In a new book, Network chief of research Stefaan Verhulst and Network coordinator Andrew Young explore the potential of open government data to create positive impacts in developing economies. The book, which arose out of a collaboration between the GovLab, USAID, FHI 360 and the Web Foundation, is premised on the belief that while there is increasing belief that open data can create social and economic transformation, much of the the evidence to date has focused on high income countries. To address this knowledge gap, Open Data in Developing Economies features 12 case studies on open data initiatives from across the developing world to inform an analysis of the types of impact open data is having, and the conditions under which open data can bring positive social and economic change.
In addition to the case studies, the book offers a number of tools for policymakers, practitioners, and researchers, including the Periodic Table of Open Data, which presents a number of conditions that could either bolster or hamper the effectiveness of the use of open data. It also provides a logic model of open data to enable more a more nuanced understanding of the open data value chain.
The book is available both as a free PDF download, and in a physical version.
From the publisher:
Recent years have witnessed considerable speculation about the potential of open data to bring about wide-scale transformation. The bulk of existing evidence about the impact of open data, however, focuses on high-income countries.
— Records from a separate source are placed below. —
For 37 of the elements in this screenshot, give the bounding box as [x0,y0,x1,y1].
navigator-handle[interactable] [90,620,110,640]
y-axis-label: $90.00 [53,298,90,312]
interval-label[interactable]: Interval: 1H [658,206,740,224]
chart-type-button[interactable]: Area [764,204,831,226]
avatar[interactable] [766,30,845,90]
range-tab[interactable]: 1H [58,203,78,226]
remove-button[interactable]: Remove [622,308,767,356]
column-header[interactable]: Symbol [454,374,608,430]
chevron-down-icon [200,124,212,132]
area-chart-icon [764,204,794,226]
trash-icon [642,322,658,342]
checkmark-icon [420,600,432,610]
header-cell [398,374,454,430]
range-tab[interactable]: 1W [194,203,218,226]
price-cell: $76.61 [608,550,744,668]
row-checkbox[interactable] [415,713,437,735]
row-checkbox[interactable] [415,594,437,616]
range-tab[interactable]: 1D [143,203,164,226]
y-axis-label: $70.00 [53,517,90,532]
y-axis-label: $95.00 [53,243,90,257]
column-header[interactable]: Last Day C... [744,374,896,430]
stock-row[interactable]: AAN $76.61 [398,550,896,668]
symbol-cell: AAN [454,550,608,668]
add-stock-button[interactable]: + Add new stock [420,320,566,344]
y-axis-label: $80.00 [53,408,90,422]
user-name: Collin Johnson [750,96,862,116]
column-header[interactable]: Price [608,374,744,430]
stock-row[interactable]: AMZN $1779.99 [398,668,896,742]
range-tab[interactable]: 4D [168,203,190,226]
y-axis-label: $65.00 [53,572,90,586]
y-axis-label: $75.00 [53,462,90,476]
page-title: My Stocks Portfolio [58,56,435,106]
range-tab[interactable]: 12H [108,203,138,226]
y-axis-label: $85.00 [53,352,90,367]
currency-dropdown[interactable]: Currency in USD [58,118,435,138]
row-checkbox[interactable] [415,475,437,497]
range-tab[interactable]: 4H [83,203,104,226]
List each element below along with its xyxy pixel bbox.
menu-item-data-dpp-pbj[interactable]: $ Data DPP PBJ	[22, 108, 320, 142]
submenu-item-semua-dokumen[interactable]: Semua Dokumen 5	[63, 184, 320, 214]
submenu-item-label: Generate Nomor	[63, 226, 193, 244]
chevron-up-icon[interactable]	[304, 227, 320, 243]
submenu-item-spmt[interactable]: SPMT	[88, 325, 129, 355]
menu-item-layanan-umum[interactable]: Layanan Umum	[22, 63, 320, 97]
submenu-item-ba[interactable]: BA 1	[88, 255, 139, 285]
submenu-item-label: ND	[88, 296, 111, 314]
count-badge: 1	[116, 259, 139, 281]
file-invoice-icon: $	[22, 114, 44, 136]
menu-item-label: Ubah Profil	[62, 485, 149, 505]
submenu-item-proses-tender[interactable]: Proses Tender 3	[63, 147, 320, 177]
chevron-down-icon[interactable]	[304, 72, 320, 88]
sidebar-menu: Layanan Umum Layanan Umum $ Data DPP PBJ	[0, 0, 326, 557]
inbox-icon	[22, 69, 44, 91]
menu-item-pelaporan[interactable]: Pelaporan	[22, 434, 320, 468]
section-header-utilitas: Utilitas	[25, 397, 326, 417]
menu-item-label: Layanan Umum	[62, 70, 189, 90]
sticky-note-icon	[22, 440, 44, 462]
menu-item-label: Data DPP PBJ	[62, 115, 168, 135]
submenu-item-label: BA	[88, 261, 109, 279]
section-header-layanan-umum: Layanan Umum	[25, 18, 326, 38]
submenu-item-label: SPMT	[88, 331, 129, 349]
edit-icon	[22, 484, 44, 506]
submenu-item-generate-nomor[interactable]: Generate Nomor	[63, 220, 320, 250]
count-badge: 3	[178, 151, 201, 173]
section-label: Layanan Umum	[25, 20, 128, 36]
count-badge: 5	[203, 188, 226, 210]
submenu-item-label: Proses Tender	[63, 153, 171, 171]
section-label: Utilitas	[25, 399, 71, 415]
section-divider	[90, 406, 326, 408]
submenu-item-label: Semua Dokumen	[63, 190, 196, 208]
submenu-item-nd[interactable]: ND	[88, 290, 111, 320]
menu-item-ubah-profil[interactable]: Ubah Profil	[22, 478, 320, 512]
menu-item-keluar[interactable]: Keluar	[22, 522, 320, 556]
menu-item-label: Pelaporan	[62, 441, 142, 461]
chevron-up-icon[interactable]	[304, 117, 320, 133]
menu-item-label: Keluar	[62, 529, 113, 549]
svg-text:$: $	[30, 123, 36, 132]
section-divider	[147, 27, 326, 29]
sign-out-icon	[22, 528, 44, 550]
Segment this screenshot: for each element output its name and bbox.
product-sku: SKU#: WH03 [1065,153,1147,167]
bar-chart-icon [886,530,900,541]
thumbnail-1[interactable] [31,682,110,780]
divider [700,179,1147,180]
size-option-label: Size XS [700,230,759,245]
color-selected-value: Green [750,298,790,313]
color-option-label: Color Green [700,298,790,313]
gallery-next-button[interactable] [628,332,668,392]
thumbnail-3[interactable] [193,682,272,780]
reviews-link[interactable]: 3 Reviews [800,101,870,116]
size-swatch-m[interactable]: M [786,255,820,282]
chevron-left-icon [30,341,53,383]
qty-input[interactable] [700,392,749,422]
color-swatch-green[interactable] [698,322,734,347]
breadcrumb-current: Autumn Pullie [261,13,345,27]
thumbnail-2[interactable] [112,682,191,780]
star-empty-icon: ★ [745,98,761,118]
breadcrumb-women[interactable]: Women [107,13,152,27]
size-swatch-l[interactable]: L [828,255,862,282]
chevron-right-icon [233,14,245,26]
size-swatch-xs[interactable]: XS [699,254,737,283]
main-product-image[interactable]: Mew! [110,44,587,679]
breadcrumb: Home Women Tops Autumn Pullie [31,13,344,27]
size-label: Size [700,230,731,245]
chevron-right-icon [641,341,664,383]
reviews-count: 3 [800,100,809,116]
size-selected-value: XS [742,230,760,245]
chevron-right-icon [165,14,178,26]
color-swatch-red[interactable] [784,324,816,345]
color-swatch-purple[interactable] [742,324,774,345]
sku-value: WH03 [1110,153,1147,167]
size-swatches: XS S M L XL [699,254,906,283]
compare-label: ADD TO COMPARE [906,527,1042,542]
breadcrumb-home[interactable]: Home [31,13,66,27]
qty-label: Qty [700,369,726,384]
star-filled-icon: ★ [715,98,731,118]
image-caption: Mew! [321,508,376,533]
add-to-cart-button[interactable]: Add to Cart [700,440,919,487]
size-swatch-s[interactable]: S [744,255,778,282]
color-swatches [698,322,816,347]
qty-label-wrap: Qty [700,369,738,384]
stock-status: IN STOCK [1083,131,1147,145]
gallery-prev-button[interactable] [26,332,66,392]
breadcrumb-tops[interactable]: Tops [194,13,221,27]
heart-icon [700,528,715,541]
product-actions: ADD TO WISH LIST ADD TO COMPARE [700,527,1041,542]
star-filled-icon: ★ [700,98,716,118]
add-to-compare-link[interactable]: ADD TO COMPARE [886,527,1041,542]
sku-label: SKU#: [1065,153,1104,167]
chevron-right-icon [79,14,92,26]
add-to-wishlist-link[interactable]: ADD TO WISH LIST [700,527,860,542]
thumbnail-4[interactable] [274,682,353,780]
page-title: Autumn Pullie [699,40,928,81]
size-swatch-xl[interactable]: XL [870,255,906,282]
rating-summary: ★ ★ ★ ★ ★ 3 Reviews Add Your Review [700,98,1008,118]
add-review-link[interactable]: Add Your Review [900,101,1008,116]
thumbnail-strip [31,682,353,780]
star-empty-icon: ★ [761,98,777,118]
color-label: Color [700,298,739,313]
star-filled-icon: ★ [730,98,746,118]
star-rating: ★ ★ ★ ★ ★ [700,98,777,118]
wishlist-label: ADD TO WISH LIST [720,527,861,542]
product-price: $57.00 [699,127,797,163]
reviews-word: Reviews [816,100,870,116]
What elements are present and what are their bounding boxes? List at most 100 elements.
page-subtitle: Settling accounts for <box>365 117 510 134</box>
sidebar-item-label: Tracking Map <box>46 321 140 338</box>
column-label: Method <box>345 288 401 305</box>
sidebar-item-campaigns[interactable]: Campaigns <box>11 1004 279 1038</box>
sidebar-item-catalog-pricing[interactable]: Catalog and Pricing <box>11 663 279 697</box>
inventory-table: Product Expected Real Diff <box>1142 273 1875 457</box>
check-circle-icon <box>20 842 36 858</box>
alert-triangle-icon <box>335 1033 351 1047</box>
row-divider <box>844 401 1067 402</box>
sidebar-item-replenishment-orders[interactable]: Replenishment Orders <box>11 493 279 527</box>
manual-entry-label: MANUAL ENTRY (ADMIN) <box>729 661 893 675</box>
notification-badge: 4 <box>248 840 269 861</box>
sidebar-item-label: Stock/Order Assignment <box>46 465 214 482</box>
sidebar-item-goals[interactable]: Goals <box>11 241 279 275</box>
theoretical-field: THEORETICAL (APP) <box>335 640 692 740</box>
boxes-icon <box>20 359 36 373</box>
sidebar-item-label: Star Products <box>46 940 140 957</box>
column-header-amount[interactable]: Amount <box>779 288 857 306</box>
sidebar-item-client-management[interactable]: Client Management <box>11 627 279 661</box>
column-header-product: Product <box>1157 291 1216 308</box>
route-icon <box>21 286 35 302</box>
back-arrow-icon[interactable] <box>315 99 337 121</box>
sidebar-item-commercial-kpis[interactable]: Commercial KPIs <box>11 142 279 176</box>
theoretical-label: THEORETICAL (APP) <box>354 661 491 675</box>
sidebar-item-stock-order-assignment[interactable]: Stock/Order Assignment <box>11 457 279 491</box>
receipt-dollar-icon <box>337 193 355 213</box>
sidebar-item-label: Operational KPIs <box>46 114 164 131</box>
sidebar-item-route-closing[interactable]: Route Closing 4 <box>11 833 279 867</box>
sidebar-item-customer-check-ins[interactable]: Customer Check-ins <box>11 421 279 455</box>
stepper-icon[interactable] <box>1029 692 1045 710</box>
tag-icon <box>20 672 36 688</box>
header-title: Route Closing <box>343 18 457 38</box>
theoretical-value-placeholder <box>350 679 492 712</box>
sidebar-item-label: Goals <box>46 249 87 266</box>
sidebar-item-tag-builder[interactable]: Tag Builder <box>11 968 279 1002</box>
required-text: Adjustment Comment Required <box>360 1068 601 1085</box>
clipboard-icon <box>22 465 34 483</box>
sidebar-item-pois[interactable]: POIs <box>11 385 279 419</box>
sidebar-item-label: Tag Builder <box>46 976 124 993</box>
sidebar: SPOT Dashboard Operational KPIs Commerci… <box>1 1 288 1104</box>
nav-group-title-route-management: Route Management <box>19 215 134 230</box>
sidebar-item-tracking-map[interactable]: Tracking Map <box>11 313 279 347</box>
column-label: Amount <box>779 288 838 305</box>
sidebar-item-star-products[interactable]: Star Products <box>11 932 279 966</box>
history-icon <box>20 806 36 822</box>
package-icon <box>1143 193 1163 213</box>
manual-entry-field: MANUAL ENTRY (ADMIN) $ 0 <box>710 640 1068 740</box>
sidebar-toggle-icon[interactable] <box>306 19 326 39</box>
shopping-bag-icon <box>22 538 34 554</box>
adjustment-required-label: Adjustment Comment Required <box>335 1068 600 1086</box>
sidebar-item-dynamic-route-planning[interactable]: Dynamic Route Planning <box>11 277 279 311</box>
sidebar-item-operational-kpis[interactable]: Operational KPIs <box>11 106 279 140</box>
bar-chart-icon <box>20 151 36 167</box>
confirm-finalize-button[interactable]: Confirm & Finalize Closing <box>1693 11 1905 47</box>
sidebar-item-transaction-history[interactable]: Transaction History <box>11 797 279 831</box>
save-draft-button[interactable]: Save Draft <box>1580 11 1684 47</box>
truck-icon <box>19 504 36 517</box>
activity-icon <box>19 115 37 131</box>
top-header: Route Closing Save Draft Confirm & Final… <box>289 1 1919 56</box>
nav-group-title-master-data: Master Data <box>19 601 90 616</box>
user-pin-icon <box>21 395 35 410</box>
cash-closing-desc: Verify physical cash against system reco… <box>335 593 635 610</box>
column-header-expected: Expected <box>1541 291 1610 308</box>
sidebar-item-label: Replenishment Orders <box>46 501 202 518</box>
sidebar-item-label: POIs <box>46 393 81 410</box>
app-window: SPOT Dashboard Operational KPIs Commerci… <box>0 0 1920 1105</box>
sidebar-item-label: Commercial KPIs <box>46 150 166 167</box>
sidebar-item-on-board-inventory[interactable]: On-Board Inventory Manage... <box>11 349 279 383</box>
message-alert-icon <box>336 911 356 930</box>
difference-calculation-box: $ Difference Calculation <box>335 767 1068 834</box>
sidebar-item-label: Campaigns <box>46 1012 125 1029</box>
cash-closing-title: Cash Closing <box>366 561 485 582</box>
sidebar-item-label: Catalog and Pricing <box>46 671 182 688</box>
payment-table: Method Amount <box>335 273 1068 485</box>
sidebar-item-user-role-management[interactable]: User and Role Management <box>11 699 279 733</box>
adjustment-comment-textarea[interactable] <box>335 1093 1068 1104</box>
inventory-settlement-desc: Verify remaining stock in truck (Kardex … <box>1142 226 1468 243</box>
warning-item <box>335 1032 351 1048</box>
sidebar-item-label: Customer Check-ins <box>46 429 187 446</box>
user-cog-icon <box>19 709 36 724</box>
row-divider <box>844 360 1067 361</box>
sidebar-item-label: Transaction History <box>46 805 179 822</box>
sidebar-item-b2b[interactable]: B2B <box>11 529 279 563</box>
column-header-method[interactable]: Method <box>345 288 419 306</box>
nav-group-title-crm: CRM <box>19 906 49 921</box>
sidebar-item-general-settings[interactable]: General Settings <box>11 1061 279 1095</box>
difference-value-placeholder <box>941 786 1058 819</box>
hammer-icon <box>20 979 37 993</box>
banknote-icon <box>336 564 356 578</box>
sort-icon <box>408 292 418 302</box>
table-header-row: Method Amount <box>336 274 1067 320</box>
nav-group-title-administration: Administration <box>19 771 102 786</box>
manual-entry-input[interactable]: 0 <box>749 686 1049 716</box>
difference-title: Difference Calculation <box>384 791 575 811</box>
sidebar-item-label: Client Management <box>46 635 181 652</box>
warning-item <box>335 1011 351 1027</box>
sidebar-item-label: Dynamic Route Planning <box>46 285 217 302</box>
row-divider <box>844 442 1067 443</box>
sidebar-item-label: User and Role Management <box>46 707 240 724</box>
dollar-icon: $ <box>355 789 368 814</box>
Much less is known about open data’s role and value in low- and middle-income countries, and more generally about its possible contributions to economic and social development.
Open Data for Developing Economies features in-depth case studies on how open data is having an impact across the developing world-from an agriculture initiative in Colombia to data-driven healthcare projects in Uganda and South Africa to crisis response in Nepal. The analysis built on these case studies aims to create actionable intelligence regarding: (a) the conditions under which open data is most (and least) effective in development, presented in the form of a Periodic Table of Open Data; (b) strategies to maximize the positive contributions of open data to development; and (c) the means for limiting open data’s harms on developing countries.